One Thing – Remember, Repent & Return

This is an excerpt from a talk my dear friend (Diane Drees) and I shared on our church’s ONE THING retreat this fall.  You can listen to the complete audio from the talk here:

When we finished our study of Hosea this spring, I was led to study next the book of Jeremiah.  They are very similar books, really.  Both Hosea and Jeremiah were warning the people (Hosea to the nation of Israel and Jeremiah to the nation of Judah) to return to the one true God from chasing after idols.

Look with me at Jeremiah chapter 2:1-2 and verses 11-13

The word of the LORD came to me, saying, “Go and proclaim in the hearing of Jerusalem, Thus says the LORD, “I remember the devotion of your youth, your love as a bride, how you followed me in the wilderness, in a land not sown. …

Has a nation changed its gods, even though they are no gods? But my people have changed their glory for that which does not profit. Be appalled, O heavens, at this; be shocked, be utterly desolate, declares the LORD, for my people have committed two evils: they have forsaken me, the fountain of living waters, and hewed out cisterns for themselves, broken cisterns that can hold no water.

God’s people had forgotten the devotion of their youth and their love as a bride.

They had committed two evils: (1) they had forsaken God – they had left Him, abandoned Him, deserted Him, turned their back on Him and they had (2) dug their own broken cisterns.

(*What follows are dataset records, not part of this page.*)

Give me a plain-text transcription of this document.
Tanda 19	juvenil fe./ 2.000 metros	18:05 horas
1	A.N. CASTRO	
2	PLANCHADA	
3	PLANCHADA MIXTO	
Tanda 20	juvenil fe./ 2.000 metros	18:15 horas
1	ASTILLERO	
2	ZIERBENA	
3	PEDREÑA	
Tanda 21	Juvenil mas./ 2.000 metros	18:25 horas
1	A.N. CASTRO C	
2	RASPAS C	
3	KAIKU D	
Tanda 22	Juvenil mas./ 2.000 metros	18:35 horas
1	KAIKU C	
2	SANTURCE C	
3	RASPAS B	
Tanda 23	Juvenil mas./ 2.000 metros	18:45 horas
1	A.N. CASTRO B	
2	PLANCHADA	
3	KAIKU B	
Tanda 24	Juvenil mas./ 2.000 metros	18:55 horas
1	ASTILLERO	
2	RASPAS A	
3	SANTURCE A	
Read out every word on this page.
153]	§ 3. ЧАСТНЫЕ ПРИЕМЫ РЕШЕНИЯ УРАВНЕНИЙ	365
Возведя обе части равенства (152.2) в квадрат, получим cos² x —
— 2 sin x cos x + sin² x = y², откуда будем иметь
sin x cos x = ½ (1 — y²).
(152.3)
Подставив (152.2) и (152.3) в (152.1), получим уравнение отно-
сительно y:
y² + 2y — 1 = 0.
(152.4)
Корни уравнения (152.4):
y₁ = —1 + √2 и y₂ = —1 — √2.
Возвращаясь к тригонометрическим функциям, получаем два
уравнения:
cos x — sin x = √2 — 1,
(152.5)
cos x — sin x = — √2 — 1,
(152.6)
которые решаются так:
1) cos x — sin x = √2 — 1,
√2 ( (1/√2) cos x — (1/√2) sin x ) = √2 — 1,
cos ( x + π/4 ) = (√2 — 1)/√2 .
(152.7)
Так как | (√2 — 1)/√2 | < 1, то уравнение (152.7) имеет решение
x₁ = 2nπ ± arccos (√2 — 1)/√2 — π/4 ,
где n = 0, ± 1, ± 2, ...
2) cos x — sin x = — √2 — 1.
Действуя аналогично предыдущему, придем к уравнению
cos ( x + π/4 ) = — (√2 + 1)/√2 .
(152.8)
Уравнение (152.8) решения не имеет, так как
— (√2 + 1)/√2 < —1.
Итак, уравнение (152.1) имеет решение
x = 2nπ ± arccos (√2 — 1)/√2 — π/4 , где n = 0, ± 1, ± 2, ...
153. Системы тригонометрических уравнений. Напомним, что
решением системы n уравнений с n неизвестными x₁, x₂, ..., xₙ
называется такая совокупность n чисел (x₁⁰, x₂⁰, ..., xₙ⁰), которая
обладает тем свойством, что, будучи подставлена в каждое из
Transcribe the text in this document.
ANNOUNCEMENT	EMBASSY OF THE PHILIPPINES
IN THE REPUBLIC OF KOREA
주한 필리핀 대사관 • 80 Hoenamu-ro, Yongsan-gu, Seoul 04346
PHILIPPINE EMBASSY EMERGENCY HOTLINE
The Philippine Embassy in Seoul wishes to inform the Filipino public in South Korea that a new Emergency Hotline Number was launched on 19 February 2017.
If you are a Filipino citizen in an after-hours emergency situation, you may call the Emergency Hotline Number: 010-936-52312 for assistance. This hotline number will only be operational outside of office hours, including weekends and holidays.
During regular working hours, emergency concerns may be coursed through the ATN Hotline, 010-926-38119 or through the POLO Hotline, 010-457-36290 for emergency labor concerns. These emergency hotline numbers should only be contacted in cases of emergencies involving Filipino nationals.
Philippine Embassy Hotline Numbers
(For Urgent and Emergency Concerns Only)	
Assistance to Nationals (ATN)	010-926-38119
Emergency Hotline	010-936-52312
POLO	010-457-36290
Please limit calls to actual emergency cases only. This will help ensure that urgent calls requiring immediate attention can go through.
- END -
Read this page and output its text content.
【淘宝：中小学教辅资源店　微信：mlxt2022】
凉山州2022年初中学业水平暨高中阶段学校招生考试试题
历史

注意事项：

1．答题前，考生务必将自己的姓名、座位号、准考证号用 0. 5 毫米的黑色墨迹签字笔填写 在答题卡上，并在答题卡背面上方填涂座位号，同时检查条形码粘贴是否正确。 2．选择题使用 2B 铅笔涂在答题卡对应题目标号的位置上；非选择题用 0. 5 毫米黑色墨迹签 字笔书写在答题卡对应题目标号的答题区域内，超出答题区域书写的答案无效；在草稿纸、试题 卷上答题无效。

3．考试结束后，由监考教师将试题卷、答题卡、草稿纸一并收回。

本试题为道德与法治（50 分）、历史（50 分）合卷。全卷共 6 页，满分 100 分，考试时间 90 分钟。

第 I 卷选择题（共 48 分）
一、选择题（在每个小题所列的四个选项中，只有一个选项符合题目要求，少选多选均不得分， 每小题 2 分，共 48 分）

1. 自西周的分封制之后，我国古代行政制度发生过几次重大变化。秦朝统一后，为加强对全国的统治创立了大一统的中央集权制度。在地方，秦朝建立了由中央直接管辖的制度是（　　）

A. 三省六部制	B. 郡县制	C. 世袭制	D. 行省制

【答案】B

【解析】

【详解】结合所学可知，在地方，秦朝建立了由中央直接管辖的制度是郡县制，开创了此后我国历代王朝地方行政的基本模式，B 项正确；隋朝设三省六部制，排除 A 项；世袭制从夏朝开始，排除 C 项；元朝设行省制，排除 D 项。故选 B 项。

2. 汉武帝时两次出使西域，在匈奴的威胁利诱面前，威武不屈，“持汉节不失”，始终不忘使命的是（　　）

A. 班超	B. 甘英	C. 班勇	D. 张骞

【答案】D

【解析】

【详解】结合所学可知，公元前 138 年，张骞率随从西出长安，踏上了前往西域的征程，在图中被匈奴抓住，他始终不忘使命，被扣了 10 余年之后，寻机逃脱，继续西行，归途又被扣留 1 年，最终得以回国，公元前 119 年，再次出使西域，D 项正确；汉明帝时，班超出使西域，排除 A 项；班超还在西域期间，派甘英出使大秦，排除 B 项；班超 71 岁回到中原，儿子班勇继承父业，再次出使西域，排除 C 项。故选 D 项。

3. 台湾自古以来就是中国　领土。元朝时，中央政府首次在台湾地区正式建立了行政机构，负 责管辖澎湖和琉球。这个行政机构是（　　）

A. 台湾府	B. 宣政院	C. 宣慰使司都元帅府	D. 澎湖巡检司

Basically, a cistern is a way to hold water of any kind to accumulate and store water for future use.  It could be used to catch rainwater or water from a well or stream.  Ancient cisterns could be huge and used for a whole community, or small for a household.  God’s people were getting their water from cisterns of their own creation, and turning their back on God, rather than going to Him, the living well, the eternal spring.

Which reminds me of the word picture of a tabletop waterfall fountain that I described on the spring retreat.  We are only able to love others as we are filled up to overflowing with God’s love.  We love others because He first loved us.

And what was God’s encouragement to his people in Jeremiah 3:22a “Return, O faithless sons; I will heal your faithlessness.”

God had been warning His people in the Old Testament, over 500 years before Christ’s time on earth, but what about after Christ’s coming, did His people still turn their backs on Him?

In the book of Revelation, the final book of the Bible, the apostle John was inspired by God to write letters to seven different churches.  The first letter he wrote was to the church in Ephesus which is found in Revelation, chapter 2.  Here John writes a nice “grace sandwich” to this church, beginning with verses 2 and 3, “I know your works, your toil and your patient endurance, and how you cannot bear with those who are evil, but have tested those who call themselves apostles and are not, and found them to be false.  I know you are enduring patiently and bearing up for my name’s sake and you have not grown weary.”  I believe that those words might be spoken of our church today.

But John follows that encouragement with some hard-to-hear words in verses 4-5, “But I have this against you, that you have abandoned the love you had at first.  (Sounds like Jeremiah 2:2, doesn’t it?)  Remember therefore from where you have fallen; repent, and do the works you did at first.  If not, I will come to you and remove your lampstand from its place, unless you repent.”  And I’m afraid that these words might be spoken of us as well.

What did God have against this church?  They had abandoned the love that they had at first.

And now what do they need to do:

  • Remember – They needed to remember where they used to be. They needed to remember their FIRST love, Jesus, and the love that they once had for Him.
  • Repent – They needed to turn away from their sin, turn away from the things that have held them captive, turn away from the idols and distractions of life and turn toward God. They needed to do an about face.
  • Return – They needed to return to their first love and to those works that they did at first.

Let me add one little aside here, the prefix RE- means AGAIN, it indicates repetition, going back to something.  RE-member, RE-pent, RE-turn all these words indicate going back to something you once had and doing it again – thinking of it again, turning away from where you were and going back the other way, turning again to where you once were.  You can only RE-turn to something if you had it at first.  You cannot RETURN to a place you’ve never been; you can’t RETURN a book you never checked out in the first place.  If God has never been your first love, you cannot RETURN to Him.

God invites you even now to come to Him as your first love, the well of living water, your Savior, Deliverer and the Lord of your life.

Remember your first love.  Repent of your wayward heart.  Return to your God.